Grilled New Potato Salad With Rosemary Vinaigrette

2    pounds new potatoes, halved
1/2 cup Honeyed Lemon-Dijon Vinaigrette, divided (see recipe below)
Cooking spray
3    cups loosely packed baby arugula
1/4 cup thinly vertically sliced red onion
1/4 teaspoon salt
1/4 teaspoon freshly ground black pepper

Prepare grill to medium-high heat.  Place potatoes in a medium saucepan; cover with water. Bring to a boil. Reduce heat; simmer 10 minutes or until the potatoes are almost tender. Drain and rinse under cold water; drain well. Place the potatoes in a bowl. Drizzle with 2 tablespoons of Honeyed Lemon-Dijon Vinaigrette; toss gently to coat.  Place potatoes, cut sides down, on grill rack coated with cooking spray; grill 3 minutes on each side or until potatoes are very tender.  Combine potatoes, arugula, and remaining ingredients in a large bowl. Drizzle with remaining 6 tablespoons Honeyed Lemon-Dijon Vinaigrette, and toss gently to coat.

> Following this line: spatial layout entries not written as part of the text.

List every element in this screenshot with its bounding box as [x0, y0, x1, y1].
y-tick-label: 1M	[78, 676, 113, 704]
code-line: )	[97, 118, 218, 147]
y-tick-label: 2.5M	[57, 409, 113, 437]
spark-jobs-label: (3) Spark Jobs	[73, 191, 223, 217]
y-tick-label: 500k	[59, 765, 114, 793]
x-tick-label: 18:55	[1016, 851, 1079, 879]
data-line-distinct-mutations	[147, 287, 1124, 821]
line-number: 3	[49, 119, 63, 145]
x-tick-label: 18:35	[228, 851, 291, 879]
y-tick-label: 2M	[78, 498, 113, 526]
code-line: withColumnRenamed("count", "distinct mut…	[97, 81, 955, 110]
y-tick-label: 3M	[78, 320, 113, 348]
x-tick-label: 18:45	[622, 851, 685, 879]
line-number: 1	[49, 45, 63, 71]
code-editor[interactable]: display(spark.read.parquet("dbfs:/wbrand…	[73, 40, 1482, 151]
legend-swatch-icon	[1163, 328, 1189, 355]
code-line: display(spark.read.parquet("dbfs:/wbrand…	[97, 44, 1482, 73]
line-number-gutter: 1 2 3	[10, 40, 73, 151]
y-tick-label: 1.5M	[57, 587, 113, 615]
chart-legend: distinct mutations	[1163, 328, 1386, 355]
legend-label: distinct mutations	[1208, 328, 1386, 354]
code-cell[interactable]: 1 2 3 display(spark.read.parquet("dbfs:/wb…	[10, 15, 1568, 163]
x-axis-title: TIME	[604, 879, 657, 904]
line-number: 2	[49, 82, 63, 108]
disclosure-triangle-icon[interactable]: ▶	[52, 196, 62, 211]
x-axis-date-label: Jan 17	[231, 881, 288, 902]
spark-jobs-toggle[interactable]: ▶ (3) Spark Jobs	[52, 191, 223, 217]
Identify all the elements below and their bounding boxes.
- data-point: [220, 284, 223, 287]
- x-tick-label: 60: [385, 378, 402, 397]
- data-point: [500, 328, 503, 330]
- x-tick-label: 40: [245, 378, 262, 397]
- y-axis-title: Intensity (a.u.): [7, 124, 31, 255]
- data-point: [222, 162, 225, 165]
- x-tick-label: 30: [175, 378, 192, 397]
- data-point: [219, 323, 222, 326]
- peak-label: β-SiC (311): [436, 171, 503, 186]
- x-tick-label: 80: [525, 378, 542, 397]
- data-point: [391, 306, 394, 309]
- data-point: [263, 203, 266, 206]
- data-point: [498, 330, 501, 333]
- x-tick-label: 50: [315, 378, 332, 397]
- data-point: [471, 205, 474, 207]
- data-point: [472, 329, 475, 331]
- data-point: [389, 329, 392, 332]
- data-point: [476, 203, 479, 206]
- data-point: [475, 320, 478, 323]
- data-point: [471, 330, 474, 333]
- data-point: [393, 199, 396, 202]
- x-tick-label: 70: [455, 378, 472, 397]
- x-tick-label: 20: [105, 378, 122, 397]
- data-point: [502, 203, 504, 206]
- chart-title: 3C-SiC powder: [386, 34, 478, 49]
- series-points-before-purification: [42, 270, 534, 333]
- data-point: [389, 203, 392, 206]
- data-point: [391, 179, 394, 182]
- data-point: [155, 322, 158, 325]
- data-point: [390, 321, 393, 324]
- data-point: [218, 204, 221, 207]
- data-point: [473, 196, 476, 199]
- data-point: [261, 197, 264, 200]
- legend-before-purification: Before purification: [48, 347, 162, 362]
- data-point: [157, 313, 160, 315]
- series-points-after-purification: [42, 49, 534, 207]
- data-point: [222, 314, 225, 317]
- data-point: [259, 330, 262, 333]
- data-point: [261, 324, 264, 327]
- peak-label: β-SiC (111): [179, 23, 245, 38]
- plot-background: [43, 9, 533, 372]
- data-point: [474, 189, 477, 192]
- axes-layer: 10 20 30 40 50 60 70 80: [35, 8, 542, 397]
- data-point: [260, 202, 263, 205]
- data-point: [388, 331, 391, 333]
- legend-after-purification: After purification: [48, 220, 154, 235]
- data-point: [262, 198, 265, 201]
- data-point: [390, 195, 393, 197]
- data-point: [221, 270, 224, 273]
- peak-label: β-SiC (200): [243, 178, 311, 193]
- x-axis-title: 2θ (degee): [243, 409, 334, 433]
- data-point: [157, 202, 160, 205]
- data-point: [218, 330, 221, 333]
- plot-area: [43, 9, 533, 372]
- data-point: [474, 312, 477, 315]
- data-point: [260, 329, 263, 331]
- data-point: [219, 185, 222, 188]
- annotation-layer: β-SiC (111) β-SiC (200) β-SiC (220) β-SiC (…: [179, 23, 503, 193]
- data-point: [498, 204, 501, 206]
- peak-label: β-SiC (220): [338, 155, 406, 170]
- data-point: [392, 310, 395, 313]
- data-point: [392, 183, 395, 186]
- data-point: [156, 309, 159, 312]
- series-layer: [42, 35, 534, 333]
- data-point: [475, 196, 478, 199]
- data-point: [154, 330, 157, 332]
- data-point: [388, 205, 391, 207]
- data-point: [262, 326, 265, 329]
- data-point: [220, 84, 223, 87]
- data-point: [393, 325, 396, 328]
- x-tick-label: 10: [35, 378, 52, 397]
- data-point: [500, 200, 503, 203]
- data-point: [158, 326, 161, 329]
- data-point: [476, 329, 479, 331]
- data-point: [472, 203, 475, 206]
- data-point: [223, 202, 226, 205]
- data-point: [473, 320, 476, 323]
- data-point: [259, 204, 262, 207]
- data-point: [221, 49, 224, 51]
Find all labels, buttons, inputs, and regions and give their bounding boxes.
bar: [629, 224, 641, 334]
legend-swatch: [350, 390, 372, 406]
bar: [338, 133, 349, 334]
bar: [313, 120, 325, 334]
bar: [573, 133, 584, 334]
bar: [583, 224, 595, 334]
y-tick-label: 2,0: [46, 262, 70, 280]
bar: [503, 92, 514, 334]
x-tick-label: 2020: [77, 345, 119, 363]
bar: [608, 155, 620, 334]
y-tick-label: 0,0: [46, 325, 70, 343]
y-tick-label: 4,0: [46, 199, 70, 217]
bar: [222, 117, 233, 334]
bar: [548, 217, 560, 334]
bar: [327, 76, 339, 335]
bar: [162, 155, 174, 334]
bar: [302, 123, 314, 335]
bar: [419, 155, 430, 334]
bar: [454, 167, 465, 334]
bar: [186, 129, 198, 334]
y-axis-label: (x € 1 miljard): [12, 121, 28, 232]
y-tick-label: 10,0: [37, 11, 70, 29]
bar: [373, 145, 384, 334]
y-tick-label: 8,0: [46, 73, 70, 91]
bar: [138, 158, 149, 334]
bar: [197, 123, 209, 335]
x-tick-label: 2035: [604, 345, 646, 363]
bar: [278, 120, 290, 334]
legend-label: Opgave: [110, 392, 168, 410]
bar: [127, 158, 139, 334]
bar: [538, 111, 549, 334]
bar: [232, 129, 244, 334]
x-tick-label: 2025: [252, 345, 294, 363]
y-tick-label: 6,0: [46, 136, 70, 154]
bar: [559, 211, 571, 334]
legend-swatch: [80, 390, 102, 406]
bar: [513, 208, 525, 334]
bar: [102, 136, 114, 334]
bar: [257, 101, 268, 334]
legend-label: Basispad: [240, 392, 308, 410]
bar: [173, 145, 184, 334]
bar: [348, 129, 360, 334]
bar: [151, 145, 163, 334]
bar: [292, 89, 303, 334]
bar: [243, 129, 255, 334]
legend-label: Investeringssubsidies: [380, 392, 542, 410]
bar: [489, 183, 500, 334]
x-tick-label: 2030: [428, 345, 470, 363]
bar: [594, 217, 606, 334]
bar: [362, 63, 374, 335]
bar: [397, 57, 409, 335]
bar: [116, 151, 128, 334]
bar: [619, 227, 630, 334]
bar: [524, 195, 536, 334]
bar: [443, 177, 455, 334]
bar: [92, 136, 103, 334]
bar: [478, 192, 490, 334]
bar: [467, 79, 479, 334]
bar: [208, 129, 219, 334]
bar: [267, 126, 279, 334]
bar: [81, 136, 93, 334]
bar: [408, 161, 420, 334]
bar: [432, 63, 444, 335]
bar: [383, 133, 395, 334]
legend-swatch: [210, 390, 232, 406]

Yield 8 servings (serving size: 3/4 cup)

Honeyed Lemon-Dijon Vinaigrette

1/4 cup chopped fresh dill
1/4 cup white wine vinegar
2 tablespoons chopped red onion
2 tablespoons capers
1 tablespoon grated lemon rind
2 tablespoons fresh lemon juice
1 teaspoon salt
4 teaspoons honey
2 teaspoons Dijon mustard
3/4 teaspoon freshly ground black pepper
1/2 teaspoon hot pepper sauce
2 garlic cloves, minced
1/3 cup boiling water
1/4 cup extra virgin olive oil

Combine first 12 ingredients in a blender; process until mixture is smooth. Add water and olive oil; process until well combined.

Note: Refrigerate vinaigrette in an airtight container for up to five days, and stir well before using.